Joseph Haydn
The Seven Words
Rosamunde Quartett
Andreas Reiner violin
Simon Fordham violin
Helmut Nicolai viola
Anja Lechner cello
Recorded May 2000, Festeburgkirche, Frankfurt am Main
Engineer: Markus Heiland
Produced by Manfred Eicher
What a paradox it is that the trappings of language should bring us so much spiritual power whereby our actions speak not only louder than words, but in place of them. Speech can only be a stepping-stone, replacing our imagination with temporary idols. Rather, the breath of life inside language is itself the awe we seek. Franz Joseph Haydn (1732-1809) offers another possibility: that the divine word is pure sound. The Seven Last Words of Our Savior on the Cross is his crowning achievement in this regard, and transcends all possible semantic constraints. Prefaced by an introduction and ending with an earthquake, at its center beat seven hearts in sonata form:
Sonata I
“Pater, dimitte illis, quia nesciunt, quid faciunt”
(“Father, forgive them, they know not what they do”), B flat, Largo
Sonata II
“Hodie mecum eris in Paradiso”
(“This day thou shalt be with me in Paradise”), C minor, Grave e cantabile, ending in C major
Sonata III
“Mulier, ecce filius tuus”
(“Woman, behold thy son”), E major, Grave
Sonata IV
“Deus meus, Deus meus, utquid dereliquisti me”

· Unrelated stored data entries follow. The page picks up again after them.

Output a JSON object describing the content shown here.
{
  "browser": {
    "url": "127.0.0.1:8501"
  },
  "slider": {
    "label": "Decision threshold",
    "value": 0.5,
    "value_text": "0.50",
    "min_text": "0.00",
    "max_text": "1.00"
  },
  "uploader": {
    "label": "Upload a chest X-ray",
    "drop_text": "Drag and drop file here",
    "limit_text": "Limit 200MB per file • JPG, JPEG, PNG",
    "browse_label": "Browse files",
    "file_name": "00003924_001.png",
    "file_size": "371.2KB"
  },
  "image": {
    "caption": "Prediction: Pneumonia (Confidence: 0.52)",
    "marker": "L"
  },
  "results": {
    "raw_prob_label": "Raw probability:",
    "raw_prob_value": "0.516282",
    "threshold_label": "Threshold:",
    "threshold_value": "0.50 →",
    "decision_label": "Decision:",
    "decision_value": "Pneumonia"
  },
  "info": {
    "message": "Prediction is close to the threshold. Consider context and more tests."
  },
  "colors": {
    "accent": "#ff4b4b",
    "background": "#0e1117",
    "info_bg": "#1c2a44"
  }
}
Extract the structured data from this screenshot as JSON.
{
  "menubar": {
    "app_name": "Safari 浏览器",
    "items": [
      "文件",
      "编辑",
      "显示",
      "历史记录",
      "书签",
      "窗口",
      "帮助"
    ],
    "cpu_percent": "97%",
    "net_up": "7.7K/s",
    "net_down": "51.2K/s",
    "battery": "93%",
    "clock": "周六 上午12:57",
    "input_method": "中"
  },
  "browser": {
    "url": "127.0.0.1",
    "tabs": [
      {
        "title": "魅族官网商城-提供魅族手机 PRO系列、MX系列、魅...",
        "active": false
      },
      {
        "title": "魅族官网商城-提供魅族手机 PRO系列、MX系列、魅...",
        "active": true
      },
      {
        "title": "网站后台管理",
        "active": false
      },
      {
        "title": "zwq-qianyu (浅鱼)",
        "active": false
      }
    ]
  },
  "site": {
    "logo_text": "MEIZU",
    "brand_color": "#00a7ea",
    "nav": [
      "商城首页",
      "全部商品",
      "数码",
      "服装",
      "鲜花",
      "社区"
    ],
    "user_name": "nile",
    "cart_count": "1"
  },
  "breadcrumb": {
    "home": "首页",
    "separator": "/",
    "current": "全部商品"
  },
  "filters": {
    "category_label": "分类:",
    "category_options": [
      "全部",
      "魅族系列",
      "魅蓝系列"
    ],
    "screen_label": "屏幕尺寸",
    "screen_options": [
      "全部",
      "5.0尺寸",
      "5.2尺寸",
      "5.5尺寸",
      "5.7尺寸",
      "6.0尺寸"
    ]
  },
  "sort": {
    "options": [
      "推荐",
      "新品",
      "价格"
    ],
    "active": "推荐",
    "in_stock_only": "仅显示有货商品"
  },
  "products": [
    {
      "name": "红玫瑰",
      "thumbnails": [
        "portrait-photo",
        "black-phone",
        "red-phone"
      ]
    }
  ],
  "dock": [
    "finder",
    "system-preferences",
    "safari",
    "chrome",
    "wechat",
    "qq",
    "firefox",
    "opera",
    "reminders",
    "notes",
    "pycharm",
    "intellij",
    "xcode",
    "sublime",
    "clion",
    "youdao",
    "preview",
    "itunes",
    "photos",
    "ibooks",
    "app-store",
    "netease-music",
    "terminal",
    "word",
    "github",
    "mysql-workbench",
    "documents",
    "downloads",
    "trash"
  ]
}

(“My God, My God, why hast thou forsaken me?”), F minor, Largo
Sonata V
“Sitio”
(“I thirst”), A major, Adagio
Sonata VI
“Consummatum est”
(“It is finished”), G minor, Lento, ending in G major
Sonata VII
“In manus tuas, Domine, commendo spiritum meum”
(“Into thine hands, O Lord, I commend my spirit”), E flat, Largo
Though originally written for orchestra, and in a state of religious fervor, the string quartet redaction performed here (it also exists as an oratorio and in a version for solo clavier), though questionably sanctioned by the composer, brings forth the music’s intention all the more vividly. Most scores will have the Latin texts directly beneath the first violin line, lest their efficacy fade in the absence of human voices, which makes the Rosamunde Quartett’s performance all the more astonishing for its enunciative clarity, an inward sense of tempo and nuance that seems to breathe through every instrument.
The opening proclamation is a wakeup call. While not especially dense, it nevertheless pulls us like a hooked fish. Its tight harmonies reveal a more porous foundation by which the benefits of language are weighed against its sins. We are swept past our conjectures with intense forward motion into a world of sound where Classical charm and Baroque pensiveness walk hand in hand. The violin strings the others like beads on a rosary. Through an almost serpentine motif and multivalent gentility, it exposes the folly of human ways by the light of retribution. We pause on the occasional neutral resolution before soaring into more rhythmically staggered interiors. In the Third Word, we encounter imbalanced key changes, thereby establishing the corpus of the piece as though a cocoon were unwinding itself into a path to the more urgent Fifth. By the time we take our final footsteps, treading carefully over muted strings, we lose ourselves in the trembling earth.